Decisione di costruzione 25 mai 1919 (≈ 1919)
Il consiglio comunale ha votato per costruire il monumento.
18 octobre 2018
Registrazione per monumenti storici
Registrazione per monumenti storici 18 octobre 2018 (≈ 2018)
Riconoscimento ufficiale del suo valore di patrimonio.
Aujourd'hui
Aujourd'hui
Aujourd'hui Aujourd'hui (≈ 2025)
Position de référence.
Patrimonio
Il monumento ai morti, in totale, compreso il massiccio di muratura in cemento armato portato da pilastri dove si trova la statua, così come una panca a metà ciglio sul retro di esso e due piccole basi che sostengono due vasi in ghisa, situato sul d60009 dipartimentale, sul ponte sul Canal Grande-Vignes (non-cadasted), come delimitato in rosso sul piano catascrizionale allegato: 18 ottobre 2018.
Dati chiave
P. Jumeau - Architetto
Autore dei piani del monumento.
J. Barrul - Imprenditore
Responsabile per la costruzione del monumento.
Jean Magrou - Sculptore
Creatore della statua allegorica calcarea.
Origine e storia
Il monumento ai morti di Coursan, situato nel dipartimento di Aude nella regione di Occitanie, commemora i soldati del comune scomparso durante le guerre del XX secolo, in particolare quello del 1914-1918. Si distingue per la sua posizione centrale, su un ponte che attraversa il Canal de Grand-Vignes, e per la sua assenza di nomi incisi, limitata ad un'iscrizione generica: "La Comune di Coursan à ses enfants morts pour la France". La statua allegorica calcarea, che rappresenta la Francia in braccio con un leone accanto ad essa, domina un piedistallo rettangolare circondato da vasi in ghisa. Insieme, alto 5 metri, combina simboli patriottici e semplicità architettonica.
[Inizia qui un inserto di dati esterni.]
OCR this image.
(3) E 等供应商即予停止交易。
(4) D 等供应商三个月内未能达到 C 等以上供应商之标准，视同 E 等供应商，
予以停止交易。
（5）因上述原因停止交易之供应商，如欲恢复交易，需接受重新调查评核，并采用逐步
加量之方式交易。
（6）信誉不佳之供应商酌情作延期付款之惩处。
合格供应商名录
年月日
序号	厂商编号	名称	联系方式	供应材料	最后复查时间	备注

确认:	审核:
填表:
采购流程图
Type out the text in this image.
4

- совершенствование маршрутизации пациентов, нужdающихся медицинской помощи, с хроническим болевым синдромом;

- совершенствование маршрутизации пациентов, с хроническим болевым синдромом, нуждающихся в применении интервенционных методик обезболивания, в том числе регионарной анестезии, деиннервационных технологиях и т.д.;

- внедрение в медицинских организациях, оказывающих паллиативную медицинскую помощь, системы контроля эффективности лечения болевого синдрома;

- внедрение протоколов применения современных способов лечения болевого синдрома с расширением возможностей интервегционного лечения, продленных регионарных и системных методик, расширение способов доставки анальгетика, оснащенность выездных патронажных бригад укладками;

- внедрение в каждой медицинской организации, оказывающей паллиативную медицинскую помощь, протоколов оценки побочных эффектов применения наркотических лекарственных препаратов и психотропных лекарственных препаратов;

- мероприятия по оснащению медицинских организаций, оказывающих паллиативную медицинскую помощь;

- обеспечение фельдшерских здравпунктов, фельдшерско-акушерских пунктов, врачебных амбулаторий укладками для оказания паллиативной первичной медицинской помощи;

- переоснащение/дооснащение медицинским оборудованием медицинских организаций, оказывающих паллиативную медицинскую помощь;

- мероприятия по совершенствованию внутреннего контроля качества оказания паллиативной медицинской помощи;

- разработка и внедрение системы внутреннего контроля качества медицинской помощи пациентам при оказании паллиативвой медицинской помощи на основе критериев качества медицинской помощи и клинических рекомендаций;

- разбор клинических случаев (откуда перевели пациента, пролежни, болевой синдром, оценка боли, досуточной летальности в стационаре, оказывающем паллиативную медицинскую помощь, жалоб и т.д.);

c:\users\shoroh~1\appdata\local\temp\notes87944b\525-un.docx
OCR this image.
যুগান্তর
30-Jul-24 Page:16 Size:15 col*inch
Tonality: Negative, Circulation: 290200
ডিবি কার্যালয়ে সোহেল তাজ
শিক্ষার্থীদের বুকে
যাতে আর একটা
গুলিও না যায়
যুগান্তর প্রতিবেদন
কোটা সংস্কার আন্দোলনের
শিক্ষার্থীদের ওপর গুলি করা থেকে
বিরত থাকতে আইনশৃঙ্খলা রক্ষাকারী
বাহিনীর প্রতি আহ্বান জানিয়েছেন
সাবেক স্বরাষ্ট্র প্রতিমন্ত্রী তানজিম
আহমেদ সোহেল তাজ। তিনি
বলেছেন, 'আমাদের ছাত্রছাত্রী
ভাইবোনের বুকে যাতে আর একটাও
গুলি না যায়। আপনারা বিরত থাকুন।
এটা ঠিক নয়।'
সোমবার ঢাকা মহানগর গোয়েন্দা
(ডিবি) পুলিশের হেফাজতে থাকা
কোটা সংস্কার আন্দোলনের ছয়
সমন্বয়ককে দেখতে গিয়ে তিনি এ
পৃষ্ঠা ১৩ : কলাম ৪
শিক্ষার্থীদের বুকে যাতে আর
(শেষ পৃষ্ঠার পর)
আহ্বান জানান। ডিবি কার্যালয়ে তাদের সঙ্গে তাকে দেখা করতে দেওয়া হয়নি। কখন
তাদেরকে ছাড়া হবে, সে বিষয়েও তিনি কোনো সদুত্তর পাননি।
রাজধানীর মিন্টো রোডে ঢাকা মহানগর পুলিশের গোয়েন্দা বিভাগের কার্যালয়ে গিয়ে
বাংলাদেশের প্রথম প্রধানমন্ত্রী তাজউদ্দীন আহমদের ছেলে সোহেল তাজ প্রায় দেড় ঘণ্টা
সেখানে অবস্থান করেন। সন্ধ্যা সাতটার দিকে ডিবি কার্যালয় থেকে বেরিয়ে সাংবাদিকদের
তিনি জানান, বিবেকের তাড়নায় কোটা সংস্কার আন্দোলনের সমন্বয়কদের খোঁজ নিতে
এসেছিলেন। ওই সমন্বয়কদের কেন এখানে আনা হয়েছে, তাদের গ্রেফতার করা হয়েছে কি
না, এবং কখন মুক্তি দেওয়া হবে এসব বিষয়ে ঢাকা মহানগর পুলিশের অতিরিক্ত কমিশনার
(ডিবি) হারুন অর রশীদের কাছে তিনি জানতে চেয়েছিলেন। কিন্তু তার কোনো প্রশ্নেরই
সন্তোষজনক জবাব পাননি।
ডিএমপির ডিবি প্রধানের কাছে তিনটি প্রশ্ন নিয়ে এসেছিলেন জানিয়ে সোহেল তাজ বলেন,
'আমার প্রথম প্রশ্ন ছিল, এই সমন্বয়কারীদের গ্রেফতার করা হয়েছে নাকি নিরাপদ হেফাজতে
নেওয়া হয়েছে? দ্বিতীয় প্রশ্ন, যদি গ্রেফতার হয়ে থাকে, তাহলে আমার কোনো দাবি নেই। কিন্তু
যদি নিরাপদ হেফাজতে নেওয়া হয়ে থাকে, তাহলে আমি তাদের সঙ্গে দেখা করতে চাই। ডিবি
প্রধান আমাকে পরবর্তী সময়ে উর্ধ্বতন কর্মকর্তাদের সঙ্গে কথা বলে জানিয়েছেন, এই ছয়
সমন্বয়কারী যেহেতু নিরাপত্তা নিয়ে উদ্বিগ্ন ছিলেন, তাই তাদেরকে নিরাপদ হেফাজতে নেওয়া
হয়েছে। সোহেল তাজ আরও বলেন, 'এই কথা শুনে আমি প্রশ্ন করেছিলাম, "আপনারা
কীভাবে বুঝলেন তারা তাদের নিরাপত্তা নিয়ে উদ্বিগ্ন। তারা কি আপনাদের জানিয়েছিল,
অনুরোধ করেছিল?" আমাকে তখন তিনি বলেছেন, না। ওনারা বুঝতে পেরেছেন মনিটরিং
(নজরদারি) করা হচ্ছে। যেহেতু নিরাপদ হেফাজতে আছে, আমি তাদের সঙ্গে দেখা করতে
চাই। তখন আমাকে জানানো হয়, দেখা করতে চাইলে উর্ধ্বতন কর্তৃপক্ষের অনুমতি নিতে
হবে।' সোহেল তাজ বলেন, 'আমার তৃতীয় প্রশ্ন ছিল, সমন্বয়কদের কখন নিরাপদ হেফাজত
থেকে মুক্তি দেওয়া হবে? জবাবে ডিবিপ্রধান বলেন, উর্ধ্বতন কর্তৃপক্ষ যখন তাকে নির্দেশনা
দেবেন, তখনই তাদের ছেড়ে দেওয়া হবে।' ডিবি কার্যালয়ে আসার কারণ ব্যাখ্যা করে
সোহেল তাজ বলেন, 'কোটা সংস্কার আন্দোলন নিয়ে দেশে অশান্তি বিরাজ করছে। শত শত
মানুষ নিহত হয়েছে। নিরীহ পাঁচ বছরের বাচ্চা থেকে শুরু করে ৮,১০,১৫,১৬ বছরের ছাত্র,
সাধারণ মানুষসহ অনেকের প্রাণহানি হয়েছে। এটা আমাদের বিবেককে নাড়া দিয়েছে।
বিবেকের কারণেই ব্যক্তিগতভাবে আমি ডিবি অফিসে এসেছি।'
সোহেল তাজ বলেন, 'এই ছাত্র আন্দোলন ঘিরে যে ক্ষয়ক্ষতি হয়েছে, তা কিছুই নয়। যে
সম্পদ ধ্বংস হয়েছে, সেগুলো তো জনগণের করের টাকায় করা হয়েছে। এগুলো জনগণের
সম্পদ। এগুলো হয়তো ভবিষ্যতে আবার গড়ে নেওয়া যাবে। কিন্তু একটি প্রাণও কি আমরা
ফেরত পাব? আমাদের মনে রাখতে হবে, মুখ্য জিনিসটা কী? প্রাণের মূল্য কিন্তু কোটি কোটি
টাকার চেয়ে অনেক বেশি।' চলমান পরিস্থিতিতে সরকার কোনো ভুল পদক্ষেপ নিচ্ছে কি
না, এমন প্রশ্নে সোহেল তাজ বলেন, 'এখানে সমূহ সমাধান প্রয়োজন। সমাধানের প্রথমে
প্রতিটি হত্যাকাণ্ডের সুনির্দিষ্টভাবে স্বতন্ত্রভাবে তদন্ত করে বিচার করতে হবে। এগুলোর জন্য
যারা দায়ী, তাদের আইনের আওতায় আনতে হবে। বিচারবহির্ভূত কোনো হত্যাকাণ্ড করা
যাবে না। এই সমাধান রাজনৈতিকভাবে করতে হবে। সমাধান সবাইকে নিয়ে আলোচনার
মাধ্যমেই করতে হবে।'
La decisione di costruire il monumento fu presa il 25 maggio 1919, meno di un anno dopo l'armistizio, sotto la guida del consiglio comunale. I piani sono affidati all'architetto P. Jumeau, mentre l'appaltatore J. Barrul supervisiona le opere e lo scultore Jean Magrou svolge la statuaria. Il monumento è elencato per monumenti storici il 18 ottobre 2018, riconoscendo il suo valore artistico e commemorativo. È uno dei 42 monumenti ai morti protetti in Occitania per la loro rappresentazione emblematica del tributo ai soldati della Grande Guerra.
A differenza di molti monumenti ai morti del tempo, quello a Coursan non elabora un elenco nominativo delle vittime. Questa scelta riflette un desiderio di commemorazione collettiva, dove il sacrificio è onorato senza distinzione individuale. La composizione, con il suo leone che simboleggia la forza e la sua figura femminile incarnazione della patria, si inserisce nei codici artistici degli anni '20, mescolando il classicismo e l'emozione contenuta. La registrazione per monumenti storici nel 2018 sottolinea la sua importanza come testimonianza storica e artistica della memoria locale.